Taking into account the provisions of the Restructuring Law, in the case of opting for the corporate recovery option, this exemption applies when:
- In due time, a decision was made to open the proceedings restructuring or approval of the arrangement in the proceedings for the approval of the arrangement, where the formulation of the appropriate time is crucial here, because it is not enough to merely open the proceedings, but the company must also have sufficient assets to ensure at least partial satisfaction of the receivables.
- The failure to make the application was through no fault of the board member, which, in the face of the law, is difficult to argue in his favour. After all, by deciding to accept this function, he or she is at the same time committing to the due diligence of his or her activities and guaranteeing the required skills. All members are jointly and severally liable, so the type of division or division supervised in the organisation does not absolve them from liability either.
- Despite the failure to file an application and the failure to issue an order to open restructuring proceedings or to approve an arrangement, the creditor has not suffered a loss.
It is also important to note that when a bankruptcy application and a restructuring application are filed, the restructuring application is dealt with first and the bankruptcy application is stayed pending a court ruling on the restructuring application. The opening of restructuring proceedings therefore protects against vindication, allows time for the development and implementation of a restructuring plan that often takes into account not only corrective measures, but also profound strategic changes for many areas of the business, strengthening efficiency and adapting the company to the conditions of its environment, giving time to obtain financing and support for activities by restructuring advisors.

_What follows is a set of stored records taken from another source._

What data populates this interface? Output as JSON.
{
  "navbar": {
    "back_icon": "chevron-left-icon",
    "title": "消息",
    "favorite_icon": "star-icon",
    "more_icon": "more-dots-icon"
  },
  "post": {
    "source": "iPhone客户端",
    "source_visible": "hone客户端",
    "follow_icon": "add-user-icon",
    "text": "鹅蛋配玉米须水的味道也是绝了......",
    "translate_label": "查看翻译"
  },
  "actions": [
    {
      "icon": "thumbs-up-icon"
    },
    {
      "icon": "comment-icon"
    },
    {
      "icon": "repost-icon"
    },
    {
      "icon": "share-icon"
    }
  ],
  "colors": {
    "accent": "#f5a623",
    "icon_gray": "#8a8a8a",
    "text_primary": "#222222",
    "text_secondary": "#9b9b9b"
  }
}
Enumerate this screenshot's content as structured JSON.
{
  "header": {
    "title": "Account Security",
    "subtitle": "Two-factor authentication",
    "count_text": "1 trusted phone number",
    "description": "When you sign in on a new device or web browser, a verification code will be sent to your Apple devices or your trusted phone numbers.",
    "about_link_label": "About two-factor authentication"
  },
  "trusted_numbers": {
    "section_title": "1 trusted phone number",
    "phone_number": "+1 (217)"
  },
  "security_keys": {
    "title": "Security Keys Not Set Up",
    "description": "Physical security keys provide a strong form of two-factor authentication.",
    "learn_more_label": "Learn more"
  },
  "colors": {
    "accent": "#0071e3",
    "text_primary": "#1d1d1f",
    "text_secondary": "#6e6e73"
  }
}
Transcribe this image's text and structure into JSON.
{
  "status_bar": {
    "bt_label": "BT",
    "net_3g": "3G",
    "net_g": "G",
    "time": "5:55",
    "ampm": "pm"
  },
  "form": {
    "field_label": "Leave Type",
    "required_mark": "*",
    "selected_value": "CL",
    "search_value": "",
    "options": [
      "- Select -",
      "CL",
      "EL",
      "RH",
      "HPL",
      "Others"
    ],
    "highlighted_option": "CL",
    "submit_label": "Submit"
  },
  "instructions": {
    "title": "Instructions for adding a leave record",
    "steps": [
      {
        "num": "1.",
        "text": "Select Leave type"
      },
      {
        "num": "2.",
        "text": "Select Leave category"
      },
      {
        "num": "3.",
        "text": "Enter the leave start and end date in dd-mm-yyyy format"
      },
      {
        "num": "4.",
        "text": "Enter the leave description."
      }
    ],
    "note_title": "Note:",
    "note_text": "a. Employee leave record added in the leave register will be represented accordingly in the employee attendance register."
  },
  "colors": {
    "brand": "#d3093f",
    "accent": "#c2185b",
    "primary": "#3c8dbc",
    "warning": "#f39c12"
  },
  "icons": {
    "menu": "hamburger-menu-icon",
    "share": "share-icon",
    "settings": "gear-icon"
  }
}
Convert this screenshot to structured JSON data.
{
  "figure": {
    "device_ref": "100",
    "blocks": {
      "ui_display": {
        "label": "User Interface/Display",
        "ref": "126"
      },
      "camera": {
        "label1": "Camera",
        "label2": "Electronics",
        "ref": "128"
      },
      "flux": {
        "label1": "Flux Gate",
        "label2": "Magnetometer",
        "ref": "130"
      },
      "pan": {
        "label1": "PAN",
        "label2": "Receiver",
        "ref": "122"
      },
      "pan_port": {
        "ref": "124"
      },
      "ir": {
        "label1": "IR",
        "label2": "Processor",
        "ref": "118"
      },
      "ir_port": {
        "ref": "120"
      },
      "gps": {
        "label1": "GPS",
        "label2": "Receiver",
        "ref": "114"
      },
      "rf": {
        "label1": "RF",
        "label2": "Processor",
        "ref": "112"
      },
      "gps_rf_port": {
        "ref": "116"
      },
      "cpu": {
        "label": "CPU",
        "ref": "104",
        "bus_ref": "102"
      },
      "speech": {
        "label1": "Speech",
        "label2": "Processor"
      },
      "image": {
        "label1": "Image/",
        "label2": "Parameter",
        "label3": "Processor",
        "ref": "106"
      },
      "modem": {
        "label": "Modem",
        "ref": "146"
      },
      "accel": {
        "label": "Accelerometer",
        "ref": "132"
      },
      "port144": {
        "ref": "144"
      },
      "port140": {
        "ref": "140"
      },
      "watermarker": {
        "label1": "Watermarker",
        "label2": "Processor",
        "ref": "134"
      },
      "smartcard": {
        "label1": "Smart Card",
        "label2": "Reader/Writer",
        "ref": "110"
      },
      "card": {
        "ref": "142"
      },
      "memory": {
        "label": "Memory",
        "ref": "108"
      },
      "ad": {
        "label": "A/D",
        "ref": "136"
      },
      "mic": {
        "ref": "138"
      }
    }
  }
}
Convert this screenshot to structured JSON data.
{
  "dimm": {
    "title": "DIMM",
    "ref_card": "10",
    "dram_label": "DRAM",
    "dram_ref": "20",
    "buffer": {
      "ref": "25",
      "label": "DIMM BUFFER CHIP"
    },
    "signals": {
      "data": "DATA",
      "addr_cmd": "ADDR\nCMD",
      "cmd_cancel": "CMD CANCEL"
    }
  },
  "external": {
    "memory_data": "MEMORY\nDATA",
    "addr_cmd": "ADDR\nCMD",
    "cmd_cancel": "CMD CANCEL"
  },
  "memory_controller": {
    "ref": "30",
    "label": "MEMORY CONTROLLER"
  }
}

The company can conduct the necessary audit, strategic analysis of all areas of activity and the environment in which it operates, create a project of remedial actions, prepare a comprehensive restructuring plan, develop a development strategy and arrangement proposals, obtain the aforementioned financing, develop a communication system ensuring transparency of information for creditors, introduce and monitor activities on an ongoing basis. - Therefore, do everything that is necessary for productive functioning, which, when carried out in the earlier stages of the crisis, gives almost certainty of success and leaving the debtor's own management, i.e. eliminating the risk of appointing a new administrator, appropriate for remedial proceedings - says Małgorzata Anisimowicz - president PMR Restructuring Management Board ARE
In her opinion, the law specifies the circumstances and scope of personal liability of the management board towards its creditors, but also provides procedures and tools for reaching an agreement through remedial actions in the crisis situation that satisfy both parties. The most important thing is therefore the awareness of the management boards about the possibilities of restructuring processes and considering restructuring as an anti-bankruptcy action and the resulting consequences, at the earliest possible stage of the threat of insolvency.